EXHIBITION STATEMENT
Do It for the Boys follows the Los Angeles Rebellion – one of the United States’ four original Queer/Inclusive rugby teams. A member of the team for 6 years, I began to document my friends and teammates during this increasingly uncertain time after a dislocated leg caused me to retire permanently from playing.
As they returned to the field for their 20th season amid increasingly violent anti-LGBTQ+ rhetoric sweeping across the country, I found the Rebellion as stalwart, passionate and determined as ever. With a 6×7 camera and a tripod (my hands being occupied by crutches) I began to work fervently – hoping to capture even a portion of the energy, community, and of course sexuality, that defines the team and its members.

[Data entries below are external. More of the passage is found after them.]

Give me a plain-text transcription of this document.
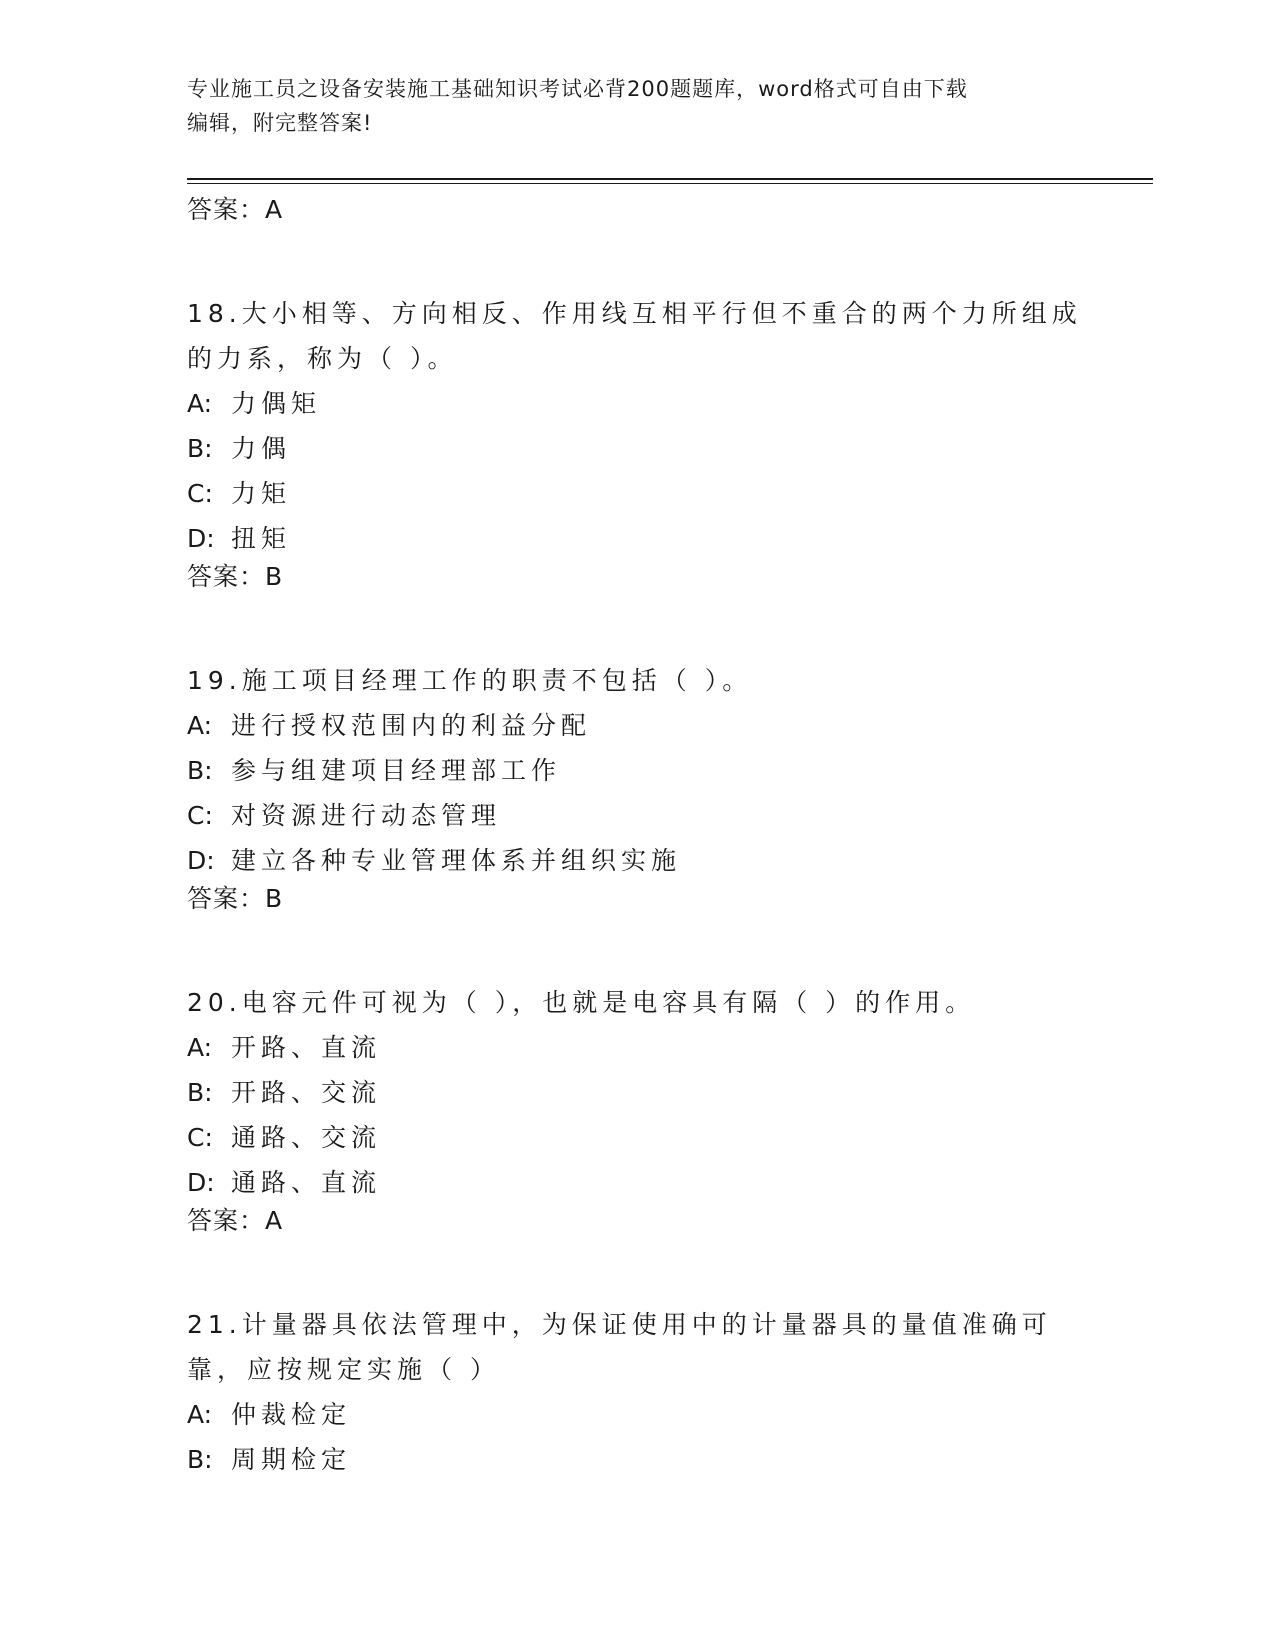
专业施工员之设备安装施工基础知识考试必背200题题库，word格式可自由下载
编辑，附完整答案!
答案：A
18.大小相等、方向相反、作用线互相平行但不重合的两个力所组成的力系，称为（ ）。
A: 力偶矩
B: 力偶
C: 力矩
D: 扭矩
答案：B
19.施工项目经理工作的职责不包括（ ）。
A: 进行授权范围内的利益分配
B: 参与组建项目经理部工作
C: 对资源进行动态管理
D: 建立各种专业管理体系并组织实施
答案：B
20.电容元件可视为（ ），也就是电容具有隔（ ）的作用。
A: 开路、直流
B: 开路、交流
C: 通路、交流
D: 通路、直流
答案：A
21.计量器具依法管理中，为保证使用中的计量器具的量值准确可靠，应按规定实施（ ）
A: 仲裁检定
B: 周期检定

“It’s intoxicating isn’t it?” My teammate Ben said to me at a bar after a game, “Being out in public.” This was a place where they were their true selves, on and off the pitch.
Not just a team but a chosen family – ready to bleed for one another if that’s what it takes.
ARTIST STATEMENT
Few things in the world, and fewer things still in America, exist without the ensnarement of capital. Club rugby is one of them. Three times a week, the Rebellion gathers to slam into each other and their opponents—with only cold beer, cheap pizza and bruises waiting on the other side. Games are played underneath overpasses and alongside highway exits to Seaworld, at a high school in the High Desert or a neighborhood park in Temecula (there the ground is mercifully soft, sod applied over soil, not dirt on top of concrete landfill). Nothing is expected and nothing is given except competition and hopefully friendship.

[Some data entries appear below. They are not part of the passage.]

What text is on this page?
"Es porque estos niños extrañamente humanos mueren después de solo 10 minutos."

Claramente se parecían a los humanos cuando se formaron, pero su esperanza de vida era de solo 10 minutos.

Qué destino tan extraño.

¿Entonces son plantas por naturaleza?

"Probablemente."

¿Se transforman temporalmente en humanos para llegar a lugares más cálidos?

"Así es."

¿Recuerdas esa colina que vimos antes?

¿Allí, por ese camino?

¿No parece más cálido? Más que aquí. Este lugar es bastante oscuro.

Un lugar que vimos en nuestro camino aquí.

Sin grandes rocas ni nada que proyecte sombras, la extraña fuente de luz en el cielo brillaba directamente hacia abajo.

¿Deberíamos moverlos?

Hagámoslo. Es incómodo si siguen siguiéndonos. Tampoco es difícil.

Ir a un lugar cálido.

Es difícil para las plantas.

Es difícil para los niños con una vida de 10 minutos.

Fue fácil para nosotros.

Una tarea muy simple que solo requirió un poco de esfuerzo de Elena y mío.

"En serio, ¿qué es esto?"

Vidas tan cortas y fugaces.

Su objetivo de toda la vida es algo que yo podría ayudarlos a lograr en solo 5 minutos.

At its core this work is a celebration of the Amateur and the Queer – those who apply themselves to their passions and communities without concern for reward. Without them we would not have the things that make life worth living, the people who love and support us regardless of who we are, and the spaces that have been fought and paid for with the lives of those that have come before us. Because when we finally learn to separate ourselves from archaic forms of valuation and identification, that is when we are truly free to be exactly who and what we want – like, for instance, a Gay Rugby Team.
ARTIST BIO
Nathan Bolton is a photographer from Boston, MA. His current work focuses on the act of generating and sharing joy in the face of looming environmental collapse, and examining the experience of growing up, living in and returning to, an origin point of the American National Myth and Empire.